Her terör örgütü gibi amaçlarını güvenlik birimlerinden gizlemek için teknolojiyi yakından takip eden FETÖ, üyelerine talimatları mobil mesaj uygulamaları üzerinden göndermeye başladı. 17-25 Aralık operasyonları sonrası WhatsApp, Tango, Viber, Cover Me, Telegram gibi uygulamaları yeterince güvenli bulmayan Fetullahçı Terör Örgütü, Ar-Ge bünyesindeki yazılım mühendislerine bir uygulama hazırlama talimatı verdi. Bu sürecin sonunda örgüt üyeleri By Lock adında 3 katmanlı güvenliğe sahip uygulamayı kullanmaya başladı. 5’lik ve üzeri rütbedeki “ev ağabeyleri” tarafından uygun görülen örgüt üyesinin hem android hem de iOS tabanlı cep telefonuna bilgisayar üzerinden yüklenen uygulama, zaman içinde TURQUOİSE adı verilen bir ilave program ile hem Türkçeleştirildi hem de daha güvenli hale getirildi.

İstihbarat birimleri tarafından ele geçirilerek güvenlik katmanları aşılan uygulamanın en önemli özellikleri ise mesaj geldiğinde uyarı vermemesi, kullanıcının mail adresi ve şifre girerek açması, mesajın okunduktan belli bir süre sonra kendiliğinden silinmesi olarak tespit edildi.

By Lock uygulamasının deşifre olmasının ardından FETÖ mensupları, Eagle adında yeni bir yazılım kullanmaya başladı. Yeni uygulamada, isim yerine kod adı bulunduğu, ekran sembollerinin ise anlaşılmaması için lisanslı benzer yazılımlarla aynı olduğu belirlendi. İstihbarat birimlerinin çalışması sonucu her iki yazılımı kullanan yaklaşık 50 bin örgüt üyesinin kimlik tespitlerinin yapıldığı belirtildi.

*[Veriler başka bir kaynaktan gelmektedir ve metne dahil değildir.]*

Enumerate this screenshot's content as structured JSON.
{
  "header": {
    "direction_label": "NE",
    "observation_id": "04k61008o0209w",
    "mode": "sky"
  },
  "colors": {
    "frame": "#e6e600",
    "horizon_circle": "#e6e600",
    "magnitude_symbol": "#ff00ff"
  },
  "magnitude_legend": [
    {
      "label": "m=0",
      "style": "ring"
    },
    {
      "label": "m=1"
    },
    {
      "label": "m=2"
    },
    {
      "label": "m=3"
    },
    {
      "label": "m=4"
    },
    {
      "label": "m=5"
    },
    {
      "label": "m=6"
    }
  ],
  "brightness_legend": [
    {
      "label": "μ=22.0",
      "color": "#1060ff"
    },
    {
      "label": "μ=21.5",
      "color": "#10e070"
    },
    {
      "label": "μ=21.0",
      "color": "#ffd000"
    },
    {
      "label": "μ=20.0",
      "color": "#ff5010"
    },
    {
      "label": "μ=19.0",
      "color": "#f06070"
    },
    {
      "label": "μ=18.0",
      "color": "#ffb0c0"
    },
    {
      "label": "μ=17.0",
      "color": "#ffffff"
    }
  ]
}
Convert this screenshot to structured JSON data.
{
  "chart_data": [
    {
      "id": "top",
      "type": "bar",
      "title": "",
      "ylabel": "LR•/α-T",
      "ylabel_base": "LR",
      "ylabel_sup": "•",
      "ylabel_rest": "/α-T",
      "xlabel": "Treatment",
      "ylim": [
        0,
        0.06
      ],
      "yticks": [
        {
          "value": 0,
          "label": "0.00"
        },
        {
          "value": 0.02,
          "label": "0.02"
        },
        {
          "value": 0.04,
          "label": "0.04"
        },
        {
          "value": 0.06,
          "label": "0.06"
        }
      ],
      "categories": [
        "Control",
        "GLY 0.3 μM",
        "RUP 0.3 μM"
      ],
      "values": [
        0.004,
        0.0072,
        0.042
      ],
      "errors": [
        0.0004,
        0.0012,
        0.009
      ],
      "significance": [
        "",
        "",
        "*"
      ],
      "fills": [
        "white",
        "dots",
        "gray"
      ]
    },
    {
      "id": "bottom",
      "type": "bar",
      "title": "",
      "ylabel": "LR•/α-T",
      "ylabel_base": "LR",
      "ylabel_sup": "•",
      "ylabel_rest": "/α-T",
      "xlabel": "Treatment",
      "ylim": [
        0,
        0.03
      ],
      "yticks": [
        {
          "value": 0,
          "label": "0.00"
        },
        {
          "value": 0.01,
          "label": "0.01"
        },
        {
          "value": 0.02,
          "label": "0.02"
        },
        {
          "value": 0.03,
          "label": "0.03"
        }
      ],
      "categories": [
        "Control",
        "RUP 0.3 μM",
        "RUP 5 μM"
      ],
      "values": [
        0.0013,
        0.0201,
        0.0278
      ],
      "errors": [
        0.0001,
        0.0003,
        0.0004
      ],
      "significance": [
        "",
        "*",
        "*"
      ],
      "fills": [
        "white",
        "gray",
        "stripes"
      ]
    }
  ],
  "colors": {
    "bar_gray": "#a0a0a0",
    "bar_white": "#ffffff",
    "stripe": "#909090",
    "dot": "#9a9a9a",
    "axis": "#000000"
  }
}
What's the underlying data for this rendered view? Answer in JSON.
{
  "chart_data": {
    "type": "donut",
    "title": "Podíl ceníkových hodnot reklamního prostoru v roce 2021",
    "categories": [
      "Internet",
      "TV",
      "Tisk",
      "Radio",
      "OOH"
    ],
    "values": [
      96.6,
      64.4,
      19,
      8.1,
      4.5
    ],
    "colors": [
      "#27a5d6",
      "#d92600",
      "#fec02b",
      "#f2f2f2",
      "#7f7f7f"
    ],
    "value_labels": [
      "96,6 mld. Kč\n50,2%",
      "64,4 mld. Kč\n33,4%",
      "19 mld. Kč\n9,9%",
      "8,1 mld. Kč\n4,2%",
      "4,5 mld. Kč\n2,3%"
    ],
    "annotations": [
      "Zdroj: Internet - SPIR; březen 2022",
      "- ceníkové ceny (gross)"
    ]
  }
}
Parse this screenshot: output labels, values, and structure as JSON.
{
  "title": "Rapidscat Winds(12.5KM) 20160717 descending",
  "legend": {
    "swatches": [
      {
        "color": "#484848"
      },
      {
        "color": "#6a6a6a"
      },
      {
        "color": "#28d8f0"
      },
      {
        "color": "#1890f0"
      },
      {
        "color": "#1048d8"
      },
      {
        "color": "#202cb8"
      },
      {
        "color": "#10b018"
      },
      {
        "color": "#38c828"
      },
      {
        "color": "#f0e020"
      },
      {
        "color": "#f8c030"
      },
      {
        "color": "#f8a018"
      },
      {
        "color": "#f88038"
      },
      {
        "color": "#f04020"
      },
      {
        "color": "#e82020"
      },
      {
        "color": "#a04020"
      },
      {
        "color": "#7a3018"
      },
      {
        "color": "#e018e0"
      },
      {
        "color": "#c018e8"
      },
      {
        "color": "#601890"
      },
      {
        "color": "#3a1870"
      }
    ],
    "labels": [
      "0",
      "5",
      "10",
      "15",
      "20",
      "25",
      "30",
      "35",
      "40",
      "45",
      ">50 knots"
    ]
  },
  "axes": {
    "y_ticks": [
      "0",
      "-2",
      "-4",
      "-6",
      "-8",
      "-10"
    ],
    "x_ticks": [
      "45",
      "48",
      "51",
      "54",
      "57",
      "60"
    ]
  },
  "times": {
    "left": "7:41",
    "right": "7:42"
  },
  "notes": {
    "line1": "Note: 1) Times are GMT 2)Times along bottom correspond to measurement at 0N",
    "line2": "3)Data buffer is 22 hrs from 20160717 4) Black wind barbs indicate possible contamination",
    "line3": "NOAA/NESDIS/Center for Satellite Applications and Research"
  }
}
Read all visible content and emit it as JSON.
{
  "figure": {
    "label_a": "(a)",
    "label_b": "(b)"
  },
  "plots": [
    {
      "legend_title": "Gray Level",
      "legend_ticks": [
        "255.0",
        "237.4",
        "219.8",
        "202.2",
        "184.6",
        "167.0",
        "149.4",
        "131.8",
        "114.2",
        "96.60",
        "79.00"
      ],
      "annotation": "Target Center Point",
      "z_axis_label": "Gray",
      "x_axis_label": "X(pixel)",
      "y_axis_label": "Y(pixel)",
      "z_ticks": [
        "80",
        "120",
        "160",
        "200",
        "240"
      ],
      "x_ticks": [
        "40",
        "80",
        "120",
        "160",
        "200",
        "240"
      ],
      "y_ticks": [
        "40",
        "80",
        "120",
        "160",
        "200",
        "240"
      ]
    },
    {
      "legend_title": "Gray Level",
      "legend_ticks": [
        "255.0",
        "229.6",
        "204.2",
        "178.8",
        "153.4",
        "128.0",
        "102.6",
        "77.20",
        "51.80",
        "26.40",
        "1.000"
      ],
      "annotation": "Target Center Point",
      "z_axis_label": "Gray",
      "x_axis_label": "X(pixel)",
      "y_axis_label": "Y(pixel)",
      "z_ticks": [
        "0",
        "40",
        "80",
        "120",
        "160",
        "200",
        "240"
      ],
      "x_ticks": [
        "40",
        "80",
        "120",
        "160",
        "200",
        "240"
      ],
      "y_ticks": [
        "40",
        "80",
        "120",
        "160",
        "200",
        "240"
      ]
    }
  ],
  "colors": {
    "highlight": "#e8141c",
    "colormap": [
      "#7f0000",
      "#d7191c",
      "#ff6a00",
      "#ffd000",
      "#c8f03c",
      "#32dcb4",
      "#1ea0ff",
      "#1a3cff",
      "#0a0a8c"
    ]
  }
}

Video ve ses kayıtları “bulut”ta

İstihbarat birimlerinin çalışması sonucu, FETÖ’nün, örgüt üyeleri aracılığıyla şantaj amacıyla toplanan video ve ses kayıtları dahil her türlü dijital veriyi “bulut” olarak bilinen sanal sunucularda depoladığı tespit edildi. Yetkililer, örgüt içinde yalnızca tek bir kişinin erişim bilgilerine sahip olduğu sanal depoya ulaşmak için çalışmaların sürdüğünü kaydetti.